As you might have guessed, the career dolls and interactive website still promote a very narrow sense of what it means to be a woman in the workplace providing only 20 options of career and focusing, of course, on what one would wear to this given career. In short, it’s not about what kind of life and opportunities a given career offers, it’s how cute you look in the costume of that career. In the site’s interactive quiz you are allowed to choose one of only three avatars with the same outfit to represent yourself in the career game — Barbie (long blond hair, fair skin), Teresa (long light brown hair, olive skin) and Nikki (long black hair, slightly darker skin.) In direct contrast to the rest of the Girl Scouts site, and even the Barbie “I Can Be” booklet, which shows some masculine-of-center women and non-thin women and women of color at their actual jobs doing actual work, this Barbie quiz allows viewers to choose between only three types of girlness, which are all wearing the same body and the same white-shirt, tight jean capris, pink wedge sandals. In short, actually only one type.
But here’s the thing: the Barbie brand will probably exist until the end of the world and be a little f*cked up, but it’s Girl Scouts USA that’s the disappointment here. This new partnership with Barbie, and the creation of the “For Girls” section of the Girl Scouts site makes a clear connection between girlness and a narrow, appearance-centered, superficial approach to career. This kind of Barbied-up world view is “for girls,” this new site says, thus girls are for it.
This kind of one type fits all approach to girlness and using the word “girl” to mean a second class or appearance-focused approach to life isn’t new, but it’s all the more troubling because it’s happening at the same time as other major brands take real strides to break it down. The Always #Like a Girl campaign has received lots of snaps in this department, for its video exploring why we use “like a girl” as an insult to describe the way female bodies do physical tasks like run, throw, and punch.

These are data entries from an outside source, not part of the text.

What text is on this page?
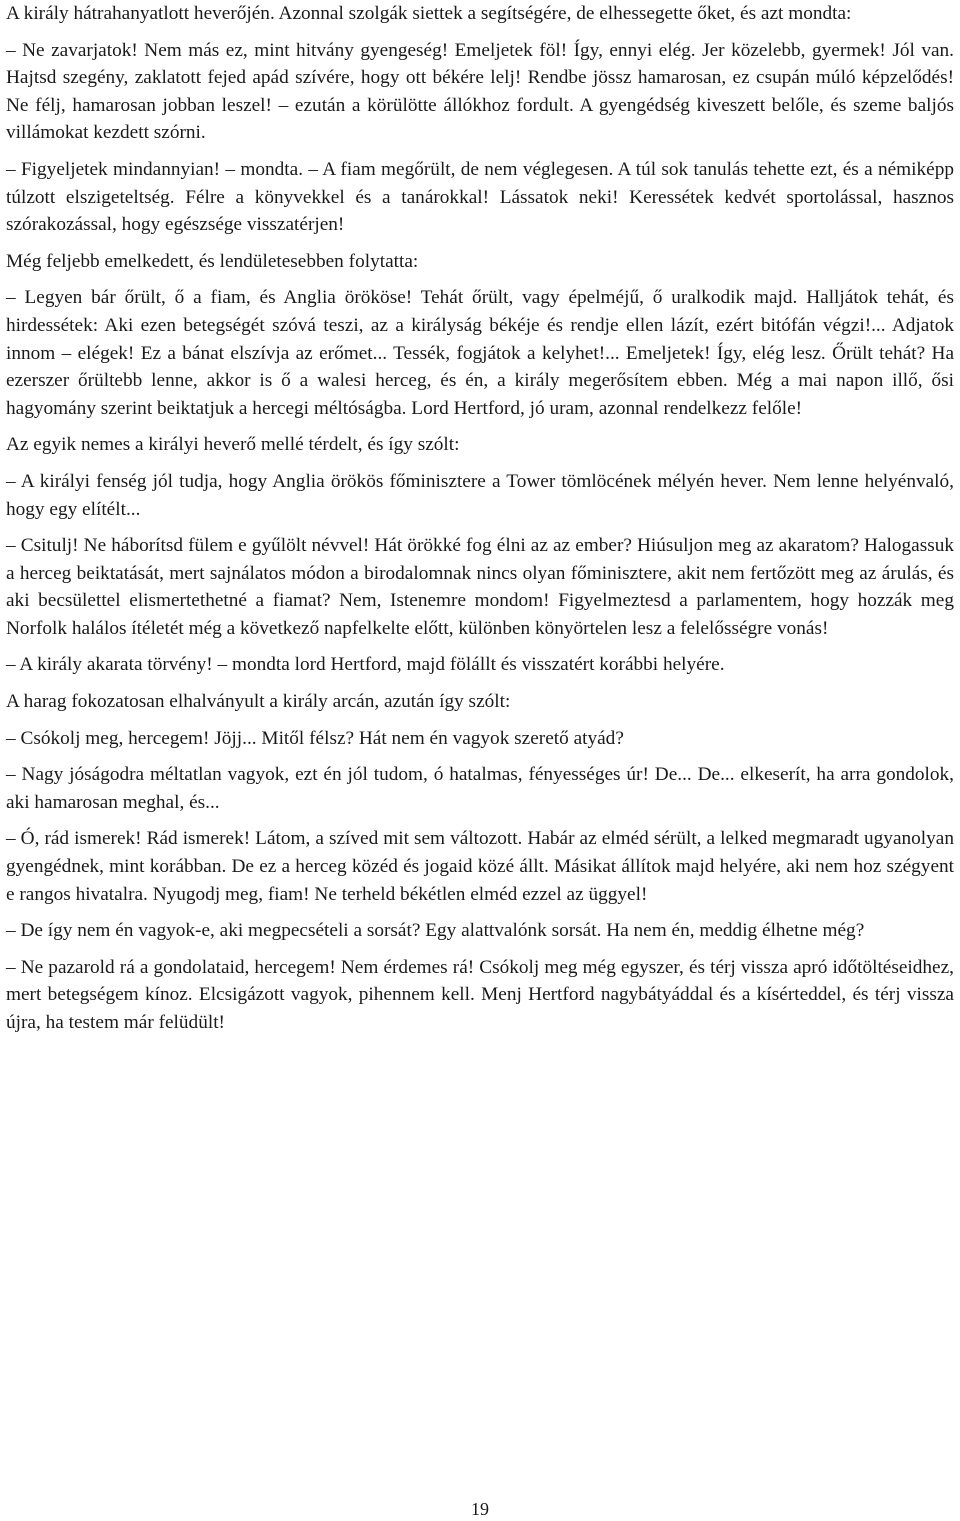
A király hátrahanyatlott heverőjén. Azonnal szolgák siettek a segítségére, de elhessegette őket, és azt mondta:

– Ne zavarjatok! Nem más ez, mint hitvány gyengeség! Emeljetek föl! Így, ennyi elég. Jer közelebb, gyermek! Jól van. Hajtsd szegény, zaklatott fejed apád szívére, hogy ott békére lelj! Rendbe jössz hamarosan, ez csupán múló képzelődés! Ne félj, hamarosan jobban leszel! – ezután a körülötte állókhoz fordult. A gyengédség kiveszett belőle, és szeme baljós villámokat kezdett szórni.

– Figyeljetek mindannyian! – mondta. – A fiam megőrült, de nem véglegesen. A túl sok tanulás tehette ezt, és a némiképp túlzott elszigeteltség. Félre a könyvekkel és a tanárokkal! Lássatok neki! Keressétek kedvét sportolással, hasznos szórakozással, hogy egészsége visszatérjen!

Még feljebb emelkedett, és lendületesebben folytatta:

– Legyen bár őrült, ő a fiam, és Anglia örököse! Tehát őrült, vagy épelméjű, ő uralkodik majd. Halljátok tehát, és hirdessétek: Aki ezen betegségét szóvá teszi, az a királyság békéje és rendje ellen lázít, ezért bitófán végzi!... Adjatok innom – elégek! Ez a bánat elszívja az erőmet... Tessék, fogjátok a kelyhet!... Emeljetek! Így, elég lesz. Őrült tehát? Ha ezerszer őrültebb lenne, akkor is ő a walesi herceg, és én, a király megerősítem ebben. Még a mai napon illő, ősi hagyomány szerint beiktatjuk a hercegi méltóságba. Lord Hertford, jó uram, azonnal rendelkezz felőle!

Az egyik nemes a királyi heverő mellé térdelt, és így szólt:

– A királyi fenség jól tudja, hogy Anglia örökös főminisztere a Tower tömlöcének mélyén hever. Nem lenne helyénvaló, hogy egy elítélt...

– Csitulj! Ne háborítsd fülem e gyűlölt névvel! Hát örökké fog élni az az ember? Hiúsuljon meg az akaratom? Halogassuk a herceg beiktatását, mert sajnálatos módon a birodalomnak nincs olyan főminisztere, akit nem fertőzött meg az árulás, és aki becsülettel elismertethetné a fiamat? Nem, Istenemre mondom! Figyelmeztesd a parlamentem, hogy hozzák meg Norfolk halálos ítéletét még a következő napfelkelte előtt, különben könyörtelen lesz a felelősségre vonás!

– A király akarata törvény! – mondta lord Hertford, majd fölállt és visszatért korábbi helyére.

A harag fokozatosan elhalványult a király arcán, azután így szólt:

– Csókolj meg, hercegem! Jöjj... Mitől félsz? Hát nem én vagyok szerető atyád?

– Nagy jóságodra méltatlan vagyok, ezt én jól tudom, ó hatalmas, fényességes úr! De... De... elkeserít, ha arra gondolok, aki hamarosan meghal, és...

– Ó, rád ismerek! Rád ismerek! Látom, a szíved mit sem változott. Habár az elméd sérült, a lelked megmaradt ugyanolyan gyengédnek, mint korábban. De ez a herceg közéd és jogaid közé állt. Másikat állítok majd helyére, aki nem hoz szégyent e rangos hivatalra. Nyugodj meg, fiam! Ne terheld békétlen elméd ezzel az üggyel!

– De így nem én vagyok-e, aki megpecsételi a sorsát? Egy alattvalónk sorsát. Ha nem én, meddig élhetne még?

– Ne pazarold rá a gondolataid, hercegem! Nem érdemes rá! Csókolj meg még egyszer, és térj vissza apró időtöltéseidhez, mert betegségem kínoz. Elcsigázott vagyok, pihennem kell. Menj Hertford nagybátyáddal és a kísérteddel, és térj vissza újra, ha testem már felüdült!

19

By creating this “For Girls” section of their site and featuring the Barbie products, the Girl Scouts have made a dramatic shift in their branding and in the language they use to describe their girls, which up until now has been pretty conscious of making the “girl” in Girl Scouts mean a lot of different things. In 2012, a trans girl joined a Colorado troop despite widespread opposition and the Girl Scouts promotes outdoor adventure as well as leadership skills and social change work. According to a 2012 national study of fourth through eighth grade Girl Scouts, “When girls get outdoors on a monthly basis in Girl Scouts, doing even casual outdoor activities, they are much more likely to agree that they’ve learned to recognize their strengths, to do something they thought they couldn’t do, and to gain skills that will help them do better in school.”
As we know, the language we use to make connections between people and concepts matters, and the Girl Scouts have taken a big leap backwards in the conversation about how to make the word “girl” inclusive and strong and how to separate toys from assumptions about who should play with those toys if they want to be “like a girl.”